When large slugs form, the liquid does not move until the gas pressure behind the blockage builds up high enough to push the liquid out of the low spot as a slug. Large cyclical flow rates initiated by severe slugs can cause major problems for surface equipment like separator vessels and compressors (see FIG. 2).
Slugging in the riser occurs when the system pressure-loss becomes dominated by hydrostatic head losses, rather than by friction. This is usually the case for a non-choked pipeline-riser. In order to establish a stable, friction-dominated system, a choke near the top of the riser can provide a pressure drop comparable to the hydrostatic head loss over the riser when full of liquid. While this common technique moderates the intensity of slugging behavior, it wastes the potential energy of the reservoir due to the increase in backpressure induced by the high choke pressure.
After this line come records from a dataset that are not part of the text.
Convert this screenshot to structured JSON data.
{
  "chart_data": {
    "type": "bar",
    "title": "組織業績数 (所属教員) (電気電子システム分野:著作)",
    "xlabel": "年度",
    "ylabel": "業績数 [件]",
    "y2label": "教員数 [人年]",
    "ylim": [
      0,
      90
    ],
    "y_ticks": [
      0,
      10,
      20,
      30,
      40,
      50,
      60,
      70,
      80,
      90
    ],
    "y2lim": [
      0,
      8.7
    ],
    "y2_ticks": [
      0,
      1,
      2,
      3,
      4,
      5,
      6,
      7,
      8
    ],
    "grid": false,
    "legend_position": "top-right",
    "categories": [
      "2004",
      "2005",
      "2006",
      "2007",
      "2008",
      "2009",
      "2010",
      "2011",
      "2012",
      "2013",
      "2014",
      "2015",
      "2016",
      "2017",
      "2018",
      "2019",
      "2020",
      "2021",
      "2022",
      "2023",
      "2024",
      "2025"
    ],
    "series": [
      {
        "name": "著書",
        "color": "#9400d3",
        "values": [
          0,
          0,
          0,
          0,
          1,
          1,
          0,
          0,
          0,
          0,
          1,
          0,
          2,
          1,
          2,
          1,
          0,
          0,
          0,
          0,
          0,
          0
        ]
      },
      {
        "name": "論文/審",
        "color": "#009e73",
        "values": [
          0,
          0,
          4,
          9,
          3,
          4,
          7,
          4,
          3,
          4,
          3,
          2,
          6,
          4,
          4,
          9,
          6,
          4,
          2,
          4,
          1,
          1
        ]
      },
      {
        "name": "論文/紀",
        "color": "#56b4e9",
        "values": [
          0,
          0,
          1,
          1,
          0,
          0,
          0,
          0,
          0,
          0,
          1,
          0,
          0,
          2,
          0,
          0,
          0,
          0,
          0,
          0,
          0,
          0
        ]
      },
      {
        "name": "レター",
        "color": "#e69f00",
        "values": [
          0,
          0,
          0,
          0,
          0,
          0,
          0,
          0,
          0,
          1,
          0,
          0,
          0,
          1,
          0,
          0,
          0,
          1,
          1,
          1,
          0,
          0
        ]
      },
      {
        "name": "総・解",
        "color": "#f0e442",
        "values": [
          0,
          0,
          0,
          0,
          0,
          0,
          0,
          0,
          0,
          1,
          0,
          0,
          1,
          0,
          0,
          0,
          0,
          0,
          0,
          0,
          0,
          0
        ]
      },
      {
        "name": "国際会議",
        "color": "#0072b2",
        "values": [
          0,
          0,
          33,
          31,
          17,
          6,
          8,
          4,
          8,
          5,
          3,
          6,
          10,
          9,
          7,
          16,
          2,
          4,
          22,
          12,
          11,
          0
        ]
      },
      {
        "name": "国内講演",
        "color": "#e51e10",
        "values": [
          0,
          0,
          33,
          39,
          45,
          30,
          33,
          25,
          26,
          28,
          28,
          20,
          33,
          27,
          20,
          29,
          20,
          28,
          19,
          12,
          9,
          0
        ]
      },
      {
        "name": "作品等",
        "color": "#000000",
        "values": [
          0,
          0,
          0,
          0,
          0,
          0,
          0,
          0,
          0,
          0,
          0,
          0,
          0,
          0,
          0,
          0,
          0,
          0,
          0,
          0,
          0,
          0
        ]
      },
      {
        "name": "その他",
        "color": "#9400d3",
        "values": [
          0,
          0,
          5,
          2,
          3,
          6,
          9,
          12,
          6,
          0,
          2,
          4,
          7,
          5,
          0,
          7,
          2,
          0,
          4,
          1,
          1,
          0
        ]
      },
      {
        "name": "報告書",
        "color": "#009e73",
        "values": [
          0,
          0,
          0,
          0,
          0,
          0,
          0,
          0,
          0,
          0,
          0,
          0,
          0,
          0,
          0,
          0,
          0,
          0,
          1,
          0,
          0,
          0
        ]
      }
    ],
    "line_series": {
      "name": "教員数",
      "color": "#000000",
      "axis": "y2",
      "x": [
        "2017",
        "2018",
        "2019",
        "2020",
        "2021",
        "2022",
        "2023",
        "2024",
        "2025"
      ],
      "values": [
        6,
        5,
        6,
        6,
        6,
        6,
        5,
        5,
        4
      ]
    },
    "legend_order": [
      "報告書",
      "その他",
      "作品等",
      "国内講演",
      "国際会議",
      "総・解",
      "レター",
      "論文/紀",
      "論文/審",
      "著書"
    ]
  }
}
A number of methods have been employed to control or mitigate slug formation. Active control of subsea chokes can stabilize the wellhead pressure with frequent choke adjustments, but these add complexity to the system and moderate not control slugging behavior. Riser base gas injection (so-called “gaslift”) is a common technique to avoid slugging by continually injecting gas into the riser, preventing the build-up of liquid and resultant blockage to gas flow. Riser base gaslift mitigates severe slugging, reducing the mass of the slug and so the magnitude of its impact. While gaslift mitigates severe slugging behavior, it also adds to capital costs, operating complexity and ongoing expense of gas and compression.
The invention is not to be confused with so-called “dual bore completions” or a “dual riser” in subsea systems, such applications relate to improving access during drilling, service or repair operations, not for providing an alternate production fluid path or for altering flow dynamics of the fluid flowing through the production pipe/riser as disclosed by the present invention. In U.S. Pat. No. 6,443,240, Robert Scott describes a novel method and apparatus for offshore drilling operations, more specifically, relating to a dual riser method and apparatus for use in drilling and/or production work over a single well hole in deep water applications, enabling a deep water drilling rig to have dual turntables to work simultaneously through two parallel risers to shorten the critical path associated with deep water drilling and/or workover activity.
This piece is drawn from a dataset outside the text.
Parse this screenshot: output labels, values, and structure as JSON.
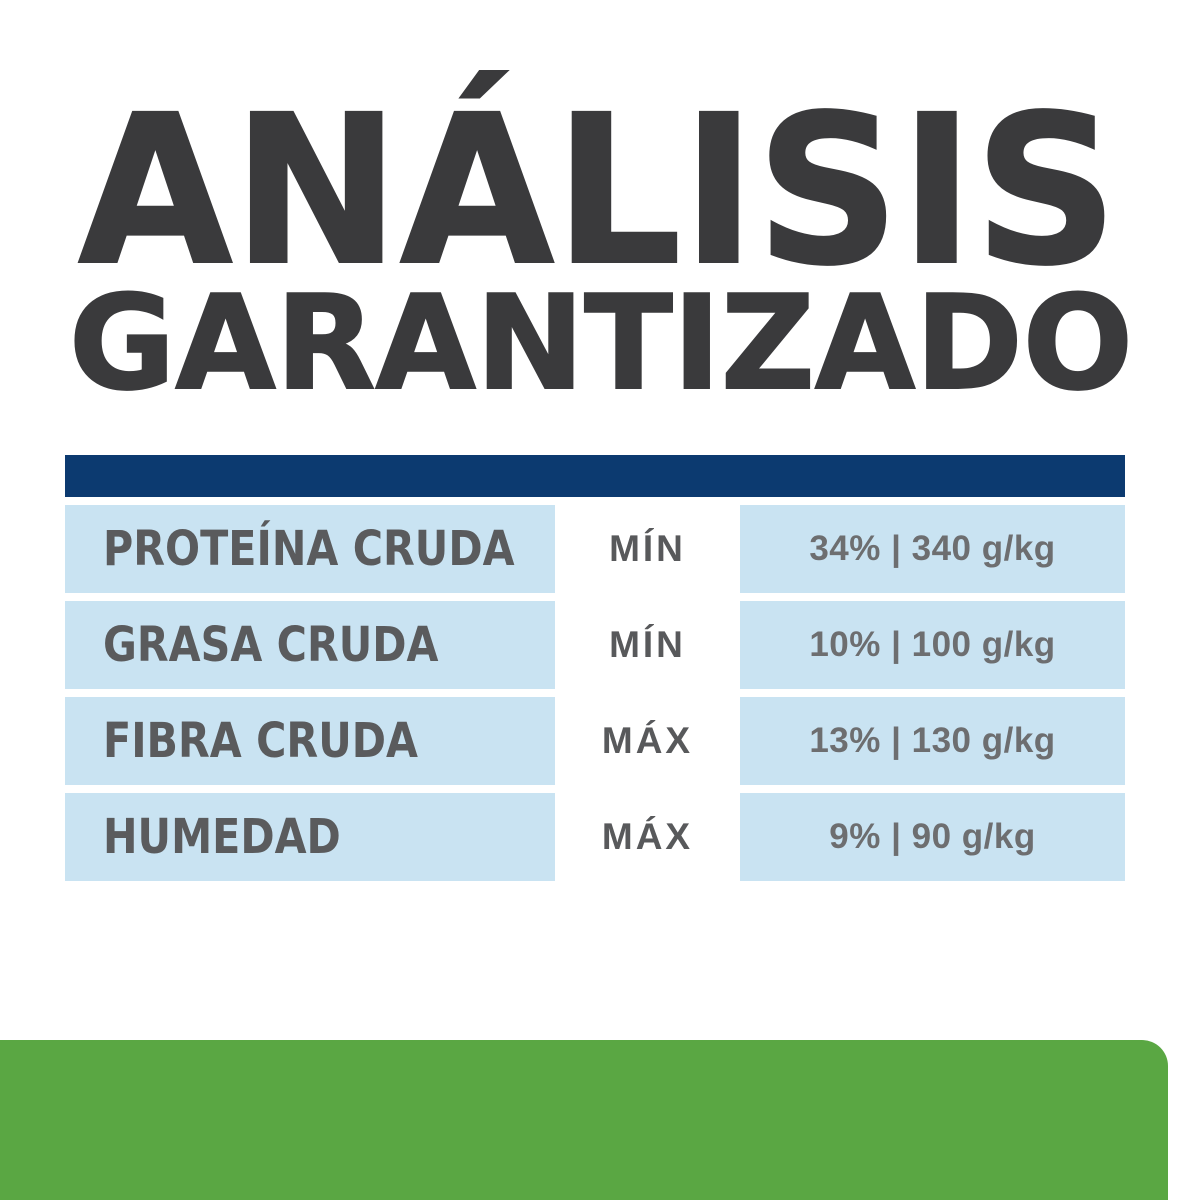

There is a substantial need therefore to improve/manage the gas-oil-ratio of producing oil wells to improve reservoir depletion characteristics, to continuously evacuate liquid accumulating in the wellbore of gas and condensate wells to increase gas production rates, to control liquid slugging in risers and in pipelines with hilly terrain and to protect surface production facilities and pipelines from irregular fluid production, while at the same time permit access for pigging, fishing and coiled tubing operations.
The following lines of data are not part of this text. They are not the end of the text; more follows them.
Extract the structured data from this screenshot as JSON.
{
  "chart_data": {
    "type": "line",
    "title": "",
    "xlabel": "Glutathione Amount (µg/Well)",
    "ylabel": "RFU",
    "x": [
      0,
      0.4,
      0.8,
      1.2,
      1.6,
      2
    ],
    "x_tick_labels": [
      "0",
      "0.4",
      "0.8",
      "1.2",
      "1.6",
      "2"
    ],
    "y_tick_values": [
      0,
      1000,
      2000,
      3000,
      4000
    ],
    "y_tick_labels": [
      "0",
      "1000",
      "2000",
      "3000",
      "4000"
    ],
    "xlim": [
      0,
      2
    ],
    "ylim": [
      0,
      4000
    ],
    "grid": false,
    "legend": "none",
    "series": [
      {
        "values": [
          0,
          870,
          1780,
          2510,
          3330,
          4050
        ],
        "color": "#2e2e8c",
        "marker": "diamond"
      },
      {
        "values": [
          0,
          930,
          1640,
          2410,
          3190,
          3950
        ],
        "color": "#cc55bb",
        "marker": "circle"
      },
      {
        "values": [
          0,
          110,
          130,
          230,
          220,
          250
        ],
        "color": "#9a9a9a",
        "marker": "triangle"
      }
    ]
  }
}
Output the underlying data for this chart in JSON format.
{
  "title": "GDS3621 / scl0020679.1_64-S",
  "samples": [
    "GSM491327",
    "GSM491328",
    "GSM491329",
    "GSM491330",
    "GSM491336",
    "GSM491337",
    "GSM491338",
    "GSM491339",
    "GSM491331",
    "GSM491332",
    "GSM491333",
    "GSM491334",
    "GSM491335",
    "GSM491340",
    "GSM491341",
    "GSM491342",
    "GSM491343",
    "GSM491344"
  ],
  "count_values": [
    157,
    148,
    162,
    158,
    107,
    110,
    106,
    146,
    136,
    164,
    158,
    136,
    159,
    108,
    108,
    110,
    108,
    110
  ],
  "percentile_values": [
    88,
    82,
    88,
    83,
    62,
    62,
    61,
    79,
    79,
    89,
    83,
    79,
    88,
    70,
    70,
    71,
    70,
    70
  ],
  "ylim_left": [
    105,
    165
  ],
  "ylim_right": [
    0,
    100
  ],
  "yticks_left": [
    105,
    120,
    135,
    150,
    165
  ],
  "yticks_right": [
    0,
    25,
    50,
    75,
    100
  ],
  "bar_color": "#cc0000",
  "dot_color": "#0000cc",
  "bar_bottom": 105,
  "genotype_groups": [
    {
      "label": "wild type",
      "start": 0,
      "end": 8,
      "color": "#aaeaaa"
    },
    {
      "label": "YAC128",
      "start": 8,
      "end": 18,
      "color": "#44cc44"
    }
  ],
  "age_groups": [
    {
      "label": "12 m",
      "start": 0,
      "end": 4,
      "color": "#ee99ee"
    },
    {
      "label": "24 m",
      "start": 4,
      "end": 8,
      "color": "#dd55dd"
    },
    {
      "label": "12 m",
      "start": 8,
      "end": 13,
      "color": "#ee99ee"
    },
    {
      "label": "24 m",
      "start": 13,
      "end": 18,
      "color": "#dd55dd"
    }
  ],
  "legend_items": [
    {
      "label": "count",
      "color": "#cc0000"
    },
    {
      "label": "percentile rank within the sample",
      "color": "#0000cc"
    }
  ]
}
The present invention comprises a combination of features and advantages that enable it to overcome various problems with the prior methods. The various characteristics described above, as well as other features, will be readily apparent to those skilled in the art upon reading the following detailed description of the preferred embodiments of the invention, and by referring to the accompanying drawings. Any design feature or method described in any one embodiment of the invention may also be assumed for potential application in any of the other embodiments described herein.